Between 1997 and 2002, John Minford, now Emeritus Professor of Chinese at the Australian National University, brought out a three-volume translation of Cha's The Deer and the Cauldron, with Oxford University Press Hong Kong (OUP HK). Now OUP UK has published it in the UK. John here provides an obituary for Louis Cha.
Louis Cha is best known as the creator of a series of enormously popular Martial Arts novels, which were originally written for serialization in the Hong Kong daily press. He was born into a prominent scholarly family, boasting several distinguished men of letters in its history. His father, Zha Shuqing, was arrested and executed by the Communists as a counter-revolutionary member of the landlord class during a political campaign in 1951, but was later posthumously declared innocent in the 1980s.
Louis Cha grew up first in China, studying foreign languages at Chungking (Congqing) Central University and international law at Dongwu (Soochow) University, before moving to Hong Kong in 1948, to work as a copy-editor for the leftist newspaper Ta Kung Pao.
He produced his first Martial Arts novel 書劍恩仇錄 in 1955. He quickly established a devoted following, his readers admiring him for his fluent traditional baihua 白話 prose style, and his ability to work up historical themes, into grand-style picaresque romances, enlivened with colourful elements of the supernatural and spun out with ingenious and complicated plot structures. After working in the film industry for a while, in 1959 he went on to found his own newspaper Ming Pao 明報, serving as its chief editor for many years, and writing many much admired editorials, in addition to serializing his many novels in its pages.
His last novel The Deer and the Cauldron 鹿鼎記 appeared in 1972, and was seen as his farewell to the genre. In many ways it spoofs his previous work. Other titles include The Sword Stained with Royal Blood 碧血劍,The Condor Heroes 射雕英雄傳, Flying Fox of Snowy Mountain 雪山飛虎 , Heavenly Sword and Dragon Sabre 依天屠龍記, Demi-Gods and Semi-Devils 天龍八部, and The Smiling, Proud Wanderer 笑傲江湖.
After the 1970s he was mainly engaged in editing and republishing his collected works. His novels have also been adapted numerous times as drama, opera, TV series and movies, in Hong Kong, Taiwan and the Mainland.
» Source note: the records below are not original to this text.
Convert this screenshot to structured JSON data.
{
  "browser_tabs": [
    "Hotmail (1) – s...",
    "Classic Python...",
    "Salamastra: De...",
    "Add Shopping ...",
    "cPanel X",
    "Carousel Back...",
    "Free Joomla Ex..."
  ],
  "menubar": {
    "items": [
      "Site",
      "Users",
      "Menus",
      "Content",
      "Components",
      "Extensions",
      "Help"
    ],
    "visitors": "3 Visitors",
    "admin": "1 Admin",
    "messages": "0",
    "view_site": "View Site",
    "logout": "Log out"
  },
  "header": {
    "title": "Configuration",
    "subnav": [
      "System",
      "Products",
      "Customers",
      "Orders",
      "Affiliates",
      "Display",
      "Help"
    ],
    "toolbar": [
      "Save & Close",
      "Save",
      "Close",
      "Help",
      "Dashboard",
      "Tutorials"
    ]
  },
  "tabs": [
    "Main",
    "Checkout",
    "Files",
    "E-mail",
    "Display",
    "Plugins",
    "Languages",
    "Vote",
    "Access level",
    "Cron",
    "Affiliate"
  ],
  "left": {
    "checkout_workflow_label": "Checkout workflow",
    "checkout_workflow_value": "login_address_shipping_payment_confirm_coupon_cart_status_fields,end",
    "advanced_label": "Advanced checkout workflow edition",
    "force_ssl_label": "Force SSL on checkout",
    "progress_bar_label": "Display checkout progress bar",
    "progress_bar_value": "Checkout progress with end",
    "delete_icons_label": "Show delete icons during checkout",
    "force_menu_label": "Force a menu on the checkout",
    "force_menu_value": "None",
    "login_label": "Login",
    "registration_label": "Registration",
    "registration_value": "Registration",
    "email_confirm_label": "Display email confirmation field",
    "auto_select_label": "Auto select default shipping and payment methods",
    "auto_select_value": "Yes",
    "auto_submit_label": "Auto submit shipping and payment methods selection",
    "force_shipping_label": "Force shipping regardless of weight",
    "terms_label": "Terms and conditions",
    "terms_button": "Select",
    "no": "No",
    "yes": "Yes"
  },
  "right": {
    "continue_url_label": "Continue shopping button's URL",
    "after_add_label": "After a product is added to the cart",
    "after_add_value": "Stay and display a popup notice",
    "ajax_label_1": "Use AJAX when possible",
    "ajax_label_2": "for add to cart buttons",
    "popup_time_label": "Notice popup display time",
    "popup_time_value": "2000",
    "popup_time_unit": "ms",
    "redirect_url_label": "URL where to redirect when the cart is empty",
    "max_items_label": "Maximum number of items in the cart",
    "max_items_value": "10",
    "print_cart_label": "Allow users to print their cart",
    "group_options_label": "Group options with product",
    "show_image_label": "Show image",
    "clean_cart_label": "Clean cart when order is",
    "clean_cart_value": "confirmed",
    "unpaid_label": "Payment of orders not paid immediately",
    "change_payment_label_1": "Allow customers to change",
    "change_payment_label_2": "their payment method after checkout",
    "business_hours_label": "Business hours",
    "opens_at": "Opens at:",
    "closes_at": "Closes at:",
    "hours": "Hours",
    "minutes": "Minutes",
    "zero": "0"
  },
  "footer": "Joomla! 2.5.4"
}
In addition to his renown as a novelist, Louis Cha has also been a prominent public figure, taking a leading role in the drafting of Hong Kong’s post-1997 mini-constitution, the ‘Basic Law’. In 1989 he resigned from the drafting committee in protest at the Tiananmen Square massacre, appearing on television and openly weeping at the brutality. In 1993 he sold his shares in Ming Pao and announced his retirement from public life. But he later recently resumed his public appearances, and was made a member of the committee that elected Hong Kong’s first Chief Executive, C. H. Tung. In his later years, he was perceived by most Hong Kong citizens as a moderate spokesman for the Peking government line.
He is the recipient of many academic honours, including honorary professorships and degrees from Peking University, Zhejiang University, Hong Kong University, and Cambridge University. In 2010 he completed a doctoral dissertation on Chinese history at Cambridge University.
Some of his novels have already appeared in English translation, including The Book and the Sword (tr. Graham Earnshaw) and The Deer and the Cauldron (tr. John Minford), both published by Oxford University Press. Numerous books about him have been published in Chinese, and in 2005 the University of Hawai’i Press brought out a major study in English by John Christopher Hamm, Paper Swordsmen: Jin Yong and the Modern Chinese Martial Arts Novel.
Louis Cha died in Hong Kong on the 30th October 2018 after a long illness.